Selon les termes de la nouvelle législation, toute personne refusant de se conformer à ces règles s'expose à de graves conséquences. Les autorités ont déclaré que les personnes qui ne respectent pas les règles seront ajoutées à un registre de personnes surveillées et pourront être expulsées du pays.
Experts et défenseurs de la vie privée tirent la sonnette d'alarme
Presque immédiatement après l'annonce, des experts juridiques et des organisations de la société civile ont commencé à exprimer leurs inquiétudes. L'une des critiques les plus virulentes a été celle de Roskomsvoboda, un organisme russe à but non lucratif qui surveille les droits numériques et la liberté d'Internet. Anna Minushkina, avocate de l'organisation, a fait valoir que la mesure proposée allait à l'encontre des articles 23 et 24 de la Constitution russe.
Ces articles protègent la vie privée et les données personnelles. « Le fait de rendre obligatoire une surveillance aussi invasive via une application pour smartphone porte fondamentalement atteinte aux droits individuels », a-t-elle déclaré, avertissant que cette mesure pourrait créer un dangereux précédent.
Au-delà des objections exprimées par les groupes de défenses des droits numériques, la proposition a profondément déstabilisé les membres de la vaste main-d'œuvre immigrée de Russie, en particulier ceux originaires de pays d'Asie centrale comme l'Ouzbékistan et le Tadjikistan. Beaucoup craignent que l'application ne devienne un outil de discrimination ou ne conduise à des expulsions injustifiées en raison de malentendus ou de défaillances techniques.
Viktor Teplyankov, qui dirige la communauté ouzbèke à Moscou, a qualifié la mesure de « mal pensée ». Il a souligné que de nombreux migrants utilisent des smartphones dépassés ou basiques qui peuvent ne pas supporter de manière fiable de telles applications de suivi : « que se passe-t-il lorsque le téléphone d'une personne est volé ou que l'application tombe en panne ? Ce sont des scénarios réels, quotidiens, que la mesure ne semble pas prendre en compte ».
L'impact économique de la proposition est aussi une préoccupation croissante.
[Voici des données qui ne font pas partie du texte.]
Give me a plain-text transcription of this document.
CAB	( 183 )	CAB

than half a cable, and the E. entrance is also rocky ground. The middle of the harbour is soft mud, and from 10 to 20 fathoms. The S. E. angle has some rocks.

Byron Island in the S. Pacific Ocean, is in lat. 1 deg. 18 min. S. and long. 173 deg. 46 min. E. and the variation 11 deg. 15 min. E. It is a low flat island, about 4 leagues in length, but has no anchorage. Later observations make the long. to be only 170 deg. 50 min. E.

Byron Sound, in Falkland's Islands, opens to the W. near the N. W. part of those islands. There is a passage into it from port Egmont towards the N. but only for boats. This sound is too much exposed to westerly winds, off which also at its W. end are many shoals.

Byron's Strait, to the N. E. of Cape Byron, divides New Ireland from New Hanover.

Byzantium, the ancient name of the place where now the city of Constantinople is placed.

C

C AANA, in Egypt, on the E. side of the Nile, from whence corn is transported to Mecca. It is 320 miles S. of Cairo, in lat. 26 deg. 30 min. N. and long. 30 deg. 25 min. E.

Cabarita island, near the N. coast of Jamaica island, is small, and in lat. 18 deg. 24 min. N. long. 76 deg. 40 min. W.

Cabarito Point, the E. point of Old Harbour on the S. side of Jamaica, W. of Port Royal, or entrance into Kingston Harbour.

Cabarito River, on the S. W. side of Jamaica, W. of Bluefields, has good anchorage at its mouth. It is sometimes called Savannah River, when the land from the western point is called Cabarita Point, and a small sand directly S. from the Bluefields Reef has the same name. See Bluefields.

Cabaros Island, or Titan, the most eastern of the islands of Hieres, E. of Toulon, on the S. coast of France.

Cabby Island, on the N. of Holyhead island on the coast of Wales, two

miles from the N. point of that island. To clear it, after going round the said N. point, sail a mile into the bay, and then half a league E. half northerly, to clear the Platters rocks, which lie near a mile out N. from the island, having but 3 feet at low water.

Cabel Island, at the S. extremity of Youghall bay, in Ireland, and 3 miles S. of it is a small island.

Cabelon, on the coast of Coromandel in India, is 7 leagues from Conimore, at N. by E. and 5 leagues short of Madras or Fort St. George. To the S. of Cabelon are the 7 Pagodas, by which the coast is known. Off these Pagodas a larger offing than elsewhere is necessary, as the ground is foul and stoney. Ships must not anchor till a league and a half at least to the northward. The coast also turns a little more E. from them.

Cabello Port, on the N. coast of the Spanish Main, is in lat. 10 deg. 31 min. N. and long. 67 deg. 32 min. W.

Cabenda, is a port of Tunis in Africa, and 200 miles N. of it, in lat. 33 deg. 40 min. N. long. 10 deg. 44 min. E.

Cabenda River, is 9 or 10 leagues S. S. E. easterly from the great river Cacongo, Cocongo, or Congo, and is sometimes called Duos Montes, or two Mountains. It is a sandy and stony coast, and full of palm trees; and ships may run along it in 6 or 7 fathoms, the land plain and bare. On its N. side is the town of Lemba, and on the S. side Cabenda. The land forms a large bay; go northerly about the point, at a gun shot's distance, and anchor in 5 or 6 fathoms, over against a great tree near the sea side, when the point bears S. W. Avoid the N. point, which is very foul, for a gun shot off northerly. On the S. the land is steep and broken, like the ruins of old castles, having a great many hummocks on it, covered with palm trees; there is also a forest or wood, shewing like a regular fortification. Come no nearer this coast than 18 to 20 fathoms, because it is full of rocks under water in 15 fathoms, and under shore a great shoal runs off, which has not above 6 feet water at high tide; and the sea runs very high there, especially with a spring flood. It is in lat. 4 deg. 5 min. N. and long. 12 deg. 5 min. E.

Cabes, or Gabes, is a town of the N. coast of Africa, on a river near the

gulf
Cette mesure pourrait en effet avoir des conséquences économiques très larges. La Russie dépend fortement de la main-d'œuvre immigrée, en particulier dans les secteurs de la construction, de l'agriculture, des services de nettoyage et d'autres emplois manuels. Des politiques restrictives comme celle-ci risquent de décourager les travailleurs étrangers de venir en Russie.
Andrey Yakimov, de la fondation PSP, qui défend les droits sociaux et du travail, avertit que la loi pourrait effrayer une main-d'œuvre que la Russie ne peut pas se permettre de perdre. « Ce sont ces personnes qui construisent les infrastructures et font fonctionner les villes. S'ils ne se sentent pas en sécurité ou accueillis, ils ne viendront pas », explique Andrey Yakimov. D'autres ajoutent que la mesure expose les migrants à des risques de violation de données.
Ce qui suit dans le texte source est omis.